Image credit: Flickr/tantek

  • Interesting.

    A little non understanding of the differences of ‘RoughSleeping’, and the abused ‘Homeless’ word, & the integrity of charities that live on our back.

    We don’t beg. We are in the libraries.

    There is no help available.

    “This UK-wide charity will then work with the local authority to put the person in touch with the relevant support services.”. = Tick the box, take your cut, and pass the buck to someone else = argumentum ad nauseam, or argumentum ad infinitum after it goes full circle.

    I think that you would benefit greatly from reading my posts on this subject. I could re post it here, but there is enough repetition already. Just click on the icon.

    (9.0624 x 10K hours expertise, Boots on the ground, 3776 Days, @ 1.4883 pence/day) @


    At Xmas, when giving food, please put it in the polystyrene takeaway boxes, then re microwave it, so that it stays piping hot while we eat it. Nothing worse than freezing food, done as a flat artistic pattern, on a freezing flat plate, in the freezing wind, at Xmas. When it is cold, we want food that burns our mouths.

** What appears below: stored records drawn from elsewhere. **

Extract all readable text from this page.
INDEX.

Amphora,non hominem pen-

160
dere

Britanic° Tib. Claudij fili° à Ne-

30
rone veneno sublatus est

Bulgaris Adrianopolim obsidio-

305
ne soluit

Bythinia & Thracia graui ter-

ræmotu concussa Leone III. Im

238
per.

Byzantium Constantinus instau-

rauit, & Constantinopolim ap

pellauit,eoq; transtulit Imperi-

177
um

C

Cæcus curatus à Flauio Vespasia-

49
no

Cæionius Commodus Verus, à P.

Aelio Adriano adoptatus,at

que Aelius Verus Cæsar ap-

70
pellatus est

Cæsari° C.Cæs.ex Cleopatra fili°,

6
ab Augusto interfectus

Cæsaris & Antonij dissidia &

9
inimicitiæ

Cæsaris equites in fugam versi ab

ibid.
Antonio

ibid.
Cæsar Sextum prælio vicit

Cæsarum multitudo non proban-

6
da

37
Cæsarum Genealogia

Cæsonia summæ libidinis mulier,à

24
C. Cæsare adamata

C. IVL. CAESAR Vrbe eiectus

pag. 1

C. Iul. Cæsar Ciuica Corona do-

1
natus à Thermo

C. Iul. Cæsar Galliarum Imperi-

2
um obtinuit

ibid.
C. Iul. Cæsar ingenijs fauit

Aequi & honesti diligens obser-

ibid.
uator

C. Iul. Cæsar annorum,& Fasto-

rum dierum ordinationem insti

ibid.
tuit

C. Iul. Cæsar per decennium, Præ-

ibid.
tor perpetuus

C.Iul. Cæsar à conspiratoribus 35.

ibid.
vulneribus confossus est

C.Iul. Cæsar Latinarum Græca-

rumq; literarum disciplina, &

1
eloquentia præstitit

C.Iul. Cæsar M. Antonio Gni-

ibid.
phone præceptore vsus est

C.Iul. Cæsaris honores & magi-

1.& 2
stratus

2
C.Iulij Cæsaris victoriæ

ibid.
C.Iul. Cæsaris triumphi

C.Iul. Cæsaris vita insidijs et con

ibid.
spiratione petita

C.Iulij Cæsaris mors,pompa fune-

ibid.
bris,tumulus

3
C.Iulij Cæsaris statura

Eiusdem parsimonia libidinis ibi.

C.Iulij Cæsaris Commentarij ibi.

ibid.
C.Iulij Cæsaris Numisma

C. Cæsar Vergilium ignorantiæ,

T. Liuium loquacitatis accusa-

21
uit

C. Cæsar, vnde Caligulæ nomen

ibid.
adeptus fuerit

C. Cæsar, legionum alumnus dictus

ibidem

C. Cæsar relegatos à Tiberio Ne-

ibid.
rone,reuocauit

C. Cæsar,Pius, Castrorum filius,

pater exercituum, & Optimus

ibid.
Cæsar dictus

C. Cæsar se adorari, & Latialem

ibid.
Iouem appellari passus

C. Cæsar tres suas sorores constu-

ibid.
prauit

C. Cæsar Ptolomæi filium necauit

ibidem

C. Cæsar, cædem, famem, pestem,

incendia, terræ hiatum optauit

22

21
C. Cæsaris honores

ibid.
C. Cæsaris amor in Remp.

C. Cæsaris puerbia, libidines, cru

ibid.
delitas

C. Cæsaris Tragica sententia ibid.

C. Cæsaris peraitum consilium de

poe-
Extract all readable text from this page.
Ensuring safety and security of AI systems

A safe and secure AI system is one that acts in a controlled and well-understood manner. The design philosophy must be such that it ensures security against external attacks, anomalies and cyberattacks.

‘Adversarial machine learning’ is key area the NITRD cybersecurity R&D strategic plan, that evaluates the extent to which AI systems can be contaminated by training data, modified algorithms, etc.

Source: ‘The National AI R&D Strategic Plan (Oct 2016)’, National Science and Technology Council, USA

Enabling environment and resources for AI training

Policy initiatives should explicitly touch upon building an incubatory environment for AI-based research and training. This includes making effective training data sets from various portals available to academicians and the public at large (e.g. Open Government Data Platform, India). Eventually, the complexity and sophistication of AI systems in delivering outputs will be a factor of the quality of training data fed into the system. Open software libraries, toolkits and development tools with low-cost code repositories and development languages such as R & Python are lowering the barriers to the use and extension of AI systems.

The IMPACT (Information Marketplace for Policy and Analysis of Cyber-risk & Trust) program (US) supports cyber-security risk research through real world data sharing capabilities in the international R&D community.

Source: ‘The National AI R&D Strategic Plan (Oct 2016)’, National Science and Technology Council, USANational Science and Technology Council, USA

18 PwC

  • Thanks for your comment and perspective on this. Where do you post about this? Feel free to add the link.

  • You could have clicked on my avatar, and been led to extra links, or the link in the above post, and been led to extra links.

    There are some links here.

    Problem is that I post on most UK Newspapers on this subject, and some don’t list all your posts when you click on the avatar. So, I am working on a solution to this.

    In the new year, I will gather all the postings from all the papers, and sites, and put them in a folder, with the photos. This will have the advantage of also showing postings that have been censored out, at the requests of some ‘charities’.

    The photos, that are presently too small to be immersive in our world, should be re hashed by Xmas, so that they are considerably: more numerous, bigger, more immersive.

    Further links for now:

    (9.0720 x 10K hours expertise, Boots on the ground, 3780 Days, @ 1.4868 pence/day) @

  • Lily Smith

    Thank you for your comment as a proper ‘Rough Sleeper’. Too many people do not know the difference!


    As human being we have some responsibility, why only NGOs will do. why we not create something which helps NGOs work. Giving the money to charity or beggars is not a solution, Beggars have their gang and in the gang the children are trapped or kidnapped,drugs addiction etc.

  • Nathaniel Botha

    I give to beggars. Its not my place to judge why they beg or what they will do with the money – they are needy and I help the needy as often as I can whenever I have whether with money, clothing or food. These people (for the most part) are not ignorant, they know that they have descended below all human decency BUT its my place to psycho-analyze or judge. They thank me and the Lord blesses me day by day – in times in my life when I’ve worried about finances or had difficulty: I called upon the Lord, saying: When thou wast an hungered, gave I not thee meat: when thou was thirsty, I gave thee drink: when thou was a stranger, I took thee in; naked, I clothed thee; when sick I visited thee and when in prison I came unto thee. Where now is my blessing o Lord; he always answers and He is always faithful. When you don’t give the beggar (while having); what is your reason, I wonder? Do you say no: I don’t give money to beggars and drive off; or do you say I don’t have (while having) – either way your lie or selfishness will eventual erode your conscious and desensitize you to helping the less fortunate ever. This is the end result of ‘not giving to beggars’ it leads to not giving at all and such a person will ultimately revile the poor and as the scriptures say: “grind the face of the poor”.